Educators need to prepare for a coming “education revolution” that will see learners breaking from traditional models to embrace shorter spurts of education throughout their lives, according to technology expert Shankar Maruwada.

However, policymakers also need to make sure they are well equipped to manage the technology and are able to regulate and moderate this trend, he said.

Maruwada, former head of marketing for India’s biometric identification system, now runs EkStep — an open-source education platform designed to host digital tools and infrastructure to deliver primary education to 200 million children in India.

He predicted that learners will move toward shorter courses of education and lifelong learning in order to equip them for the growing “gig economy,” where more people are taking on freelance or short-term work rather than being hired for a long-term position with a regular wage.

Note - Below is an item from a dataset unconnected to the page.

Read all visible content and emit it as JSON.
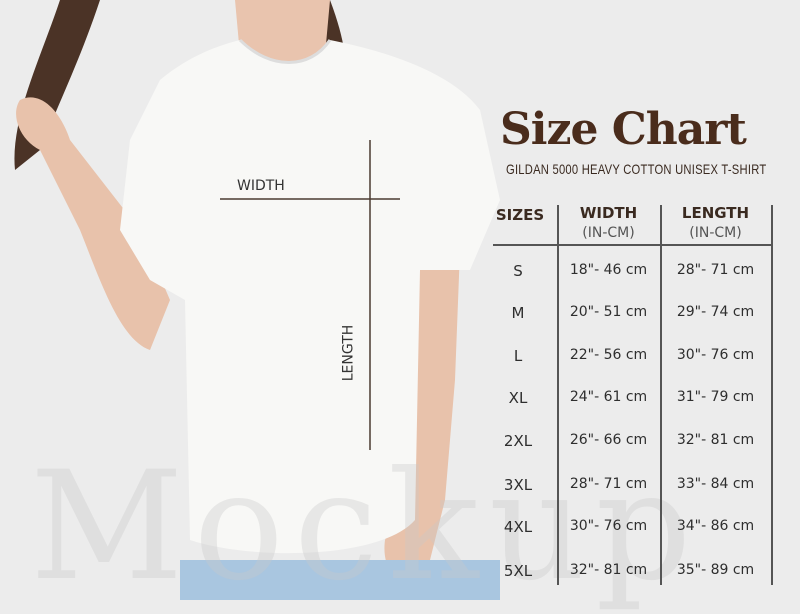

He believes this employment shift will necessitate a similar transition in education, asking “if jobs go micro then can learning be far behind?”

As part of this change, “learning will be a lifelong journey as opposed to the current stage of learning being a rite of passage where you learn, then you earn and then you retire. The future will be about … lifelong cycles of learning and earning,” he suggested, and the next generation “may not have the luxury of retiring.”

The shift will also put greater emphasis on applied learning, Maruwadar said. The focus will no longer be on “what you learned or how you learned … but how you can apply what you’ve learned.”